Un précédent de 91 ans effacé d'un trait
Le 29 juin 2026, la Cour suprême des États-Unis a tranché dans l'affaire Trump v. Slaughter (n° 25-332) : le président peut révoquer à sa guise les commissaires de la SEC, de la CFTC et de la FTC, sans avoir à justifier une faute grave. Le vote, 6 voix contre 3 selon une ligne strictement conservateurs-progressistes, efface le précédent Humphrey's Executor de 1935, qui protégeait depuis neuf décennies l'indépendance de ces agences face à l'exécutif.
Trump a qualifié la décision de "la plus forte hausse du pouvoir présidentiel depuis 100 ans". Une formule qui résume l'ampleur du basculement : les régulateurs financiers américains, longtemps présentés comme des remparts technocratiques contre les pressions politiques, passent désormais sous tutelle présidentielle directe. Seuls les gouverneurs de la Réserve fédérale conservent leur protection statutaire, exception explicitement maintenue par la majorité.

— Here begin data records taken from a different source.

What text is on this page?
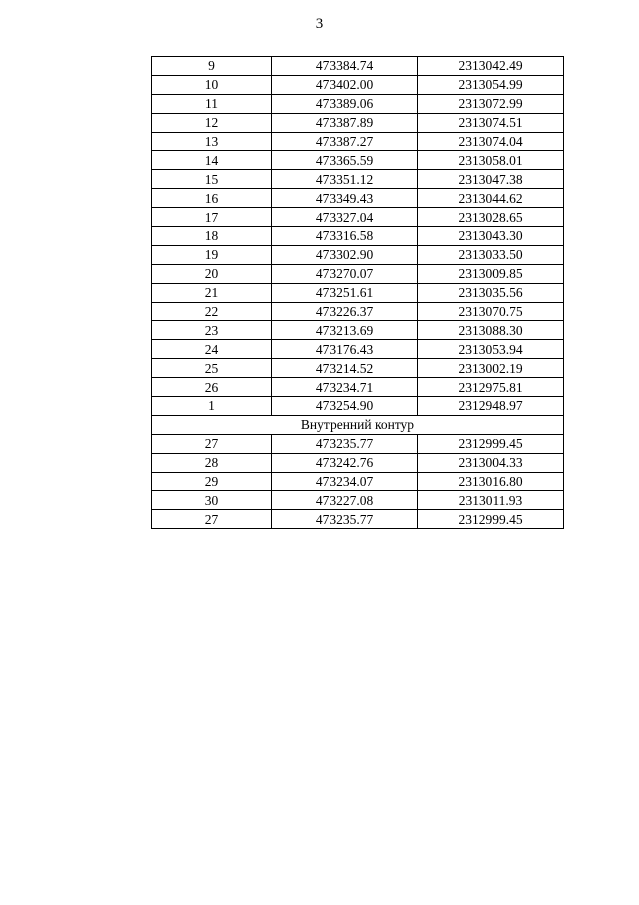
3
9	473384.74	2313042.49
10	473402.00	2313054.99
11	473389.06	2313072.99
12	473387.89	2313074.51
13	473387.27	2313074.04
14	473365.59	2313058.01
15	473351.12	2313047.38
16	473349.43	2313044.62
17	473327.04	2313028.65
18	473316.58	2313043.30
19	473302.90	2313033.50
20	473270.07	2313009.85
21	473251.61	2313035.56
22	473226.37	2313070.75
23	473213.69	2313088.30
24	473176.43	2313053.94
25	473214.52	2313002.19
26	473234.71	2312975.81
1	473254.90	2312948.97
Внутренний контур		
27	473235.77	2312999.45
28	473242.76	2313004.33
29	473234.07	2313016.80
30	473227.08	2313011.93
27	473235.77	2312999.45
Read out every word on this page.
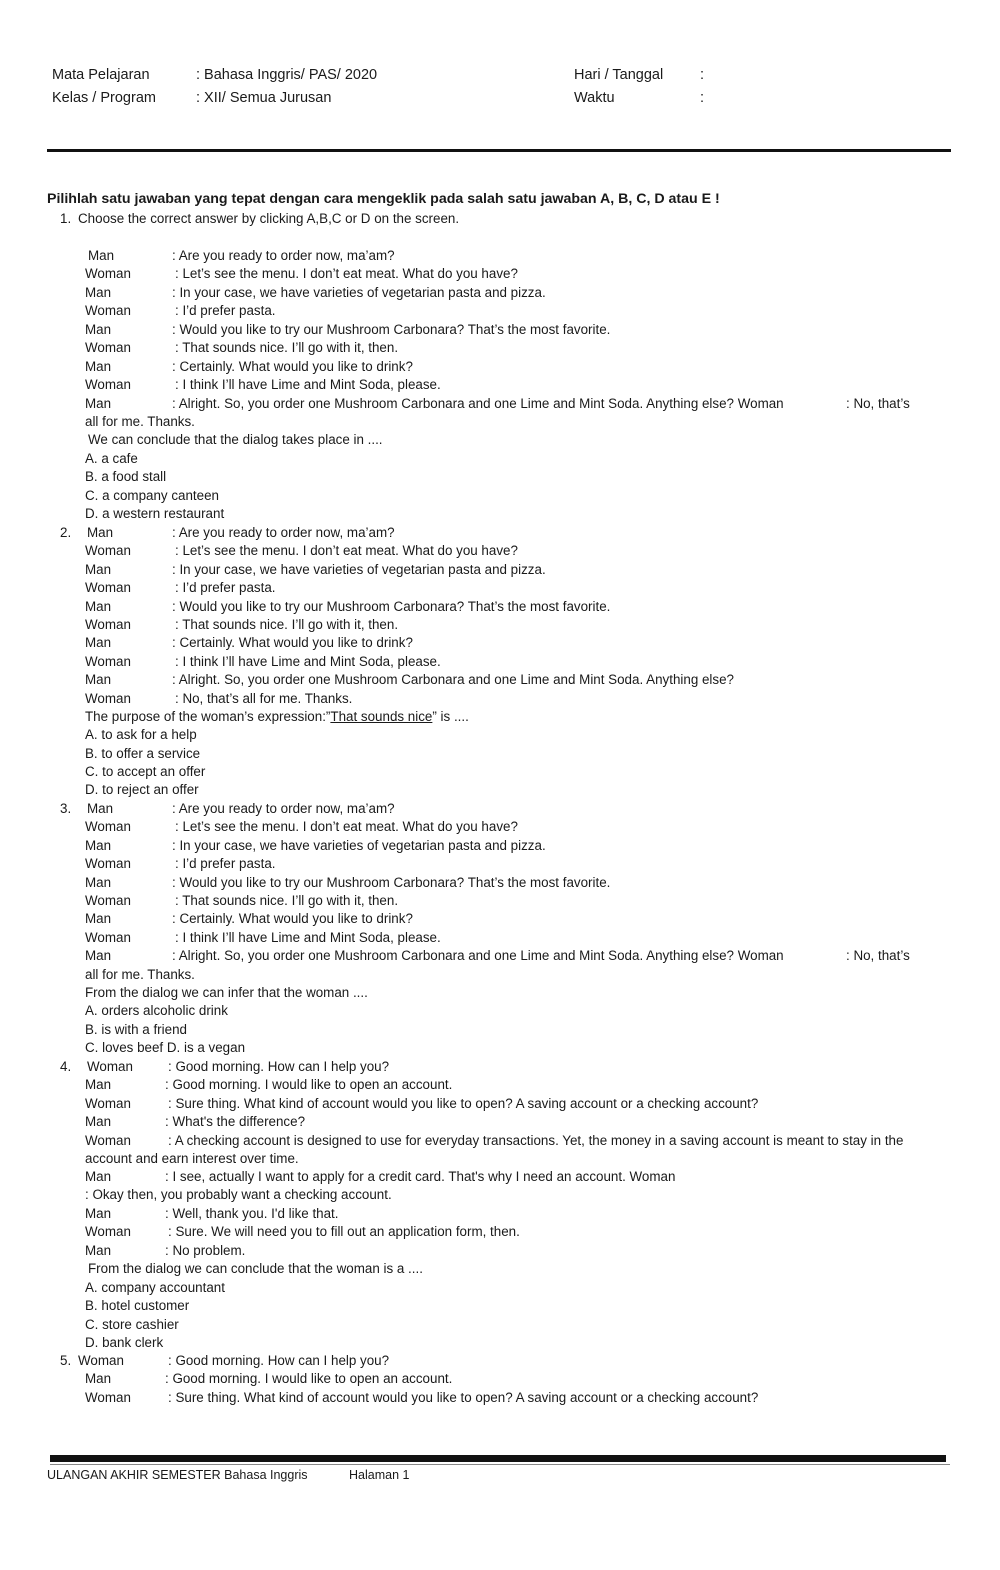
Mata Pelajaran	: Bahasa Inggris/ PAS/ 2020	Hari / Tanggal	:
Kelas / Program	: XII/ Semua Jurusan	Waktu	:
Pilihlah satu jawaban yang tepat dengan cara mengeklik pada salah satu jawaban A, B, C, D atau E !
1. Choose the correct answer by clicking A,B,C or D on the screen.
Man	: Are you ready to order now, ma’am?
Woman	: Let’s see the menu. I don’t eat meat. What do you have?
Man	: In your case, we have varieties of vegetarian pasta and pizza.
Woman	: I’d prefer pasta.
Man	: Would you like to try our Mushroom Carbonara? That’s the most favorite.
Woman	: That sounds nice. I’ll go with it, then.
Man	: Certainly. What would you like to drink?
Woman	: I think I’ll have Lime and Mint Soda, please.
Man	: Alright. So, you order one Mushroom Carbonara and one Lime and Mint Soda. Anything else? Woman	: No, that’s
all for me. Thanks.
We can conclude that the dialog takes place in ....
A. a cafe
B. a food stall
C. a company canteen
D. a western restaurant
2. Man	: Are you ready to order now, ma’am?
Woman	: Let’s see the menu. I don’t eat meat. What do you have?
Man	: In your case, we have varieties of vegetarian pasta and pizza.
Woman	: I’d prefer pasta.
Man	: Would you like to try our Mushroom Carbonara? That’s the most favorite.
Woman	: That sounds nice. I’ll go with it, then.
Man	: Certainly. What would you like to drink?
Woman	: I think I’ll have Lime and Mint Soda, please.
Man	: Alright. So, you order one Mushroom Carbonara and one Lime and Mint Soda. Anything else?
Woman	: No, that’s all for me. Thanks.
The purpose of the woman’s expression:”That sounds nice” is ....
A. to ask for a help
B. to offer a service
C. to accept an offer
D. to reject an offer
3. Man	: Are you ready to order now, ma’am?
Woman	: Let’s see the menu. I don’t eat meat. What do you have?
Man	: In your case, we have varieties of vegetarian pasta and pizza.
Woman	: I’d prefer pasta.
Man	: Would you like to try our Mushroom Carbonara? That’s the most favorite.
Woman	: That sounds nice. I’ll go with it, then.
Man	: Certainly. What would you like to drink?
Woman	: I think I’ll have Lime and Mint Soda, please.
Man	: Alright. So, you order one Mushroom Carbonara and one Lime and Mint Soda. Anything else? Woman	: No, that’s
all for me. Thanks.
From the dialog we can infer that the woman ....
A. orders alcoholic drink
B. is with a friend
C. loves beef D. is a vegan
4. Woman	: Good morning. How can I help you?
Man	: Good morning. I would like to open an account.
Woman	: Sure thing. What kind of account would you like to open? A saving account or a checking account?
Man	: What's the difference?
Woman	: A checking account is designed to use for everyday transactions. Yet, the money in a saving account is meant to stay in the
account and earn interest over time.
Man	: I see, actually I want to apply for a credit card. That's why I need an account. Woman
: Okay then, you probably want a checking account.
Man	: Well, thank you. I'd like that.
Woman	: Sure. We will need you to fill out an application form, then.
Man	: No problem.
From the dialog we can conclude that the woman is a ....
A. company accountant
B. hotel customer
C. store cashier
D. bank clerk
5. Woman	: Good morning. How can I help you?
Man	: Good morning. I would like to open an account.
Woman	: Sure thing. What kind of account would you like to open? A saving account or a checking account?
ULANGAN AKHIR SEMESTER Bahasa Inggris	Halaman 1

SEC et CFTC déjà acquises à l'exécutif
Sur le papier, la décision change peu à court terme : la SEC compte déjà trois commissaires républicains et aucun démocrate, la CFTC est dirigée par un unique président républicain. L'orientation réglementaire est donc déjà alignée sur la Maison-Blanche. Ce que la décision modifie, c'est la nature même de cet alignement : il ne repose plus sur des nominations, mais sur une menace permanente de révocation. Un commissaire qui s'écarterait de la ligne présidentielle peut être remplacé du jour au lendemain, sans procédure.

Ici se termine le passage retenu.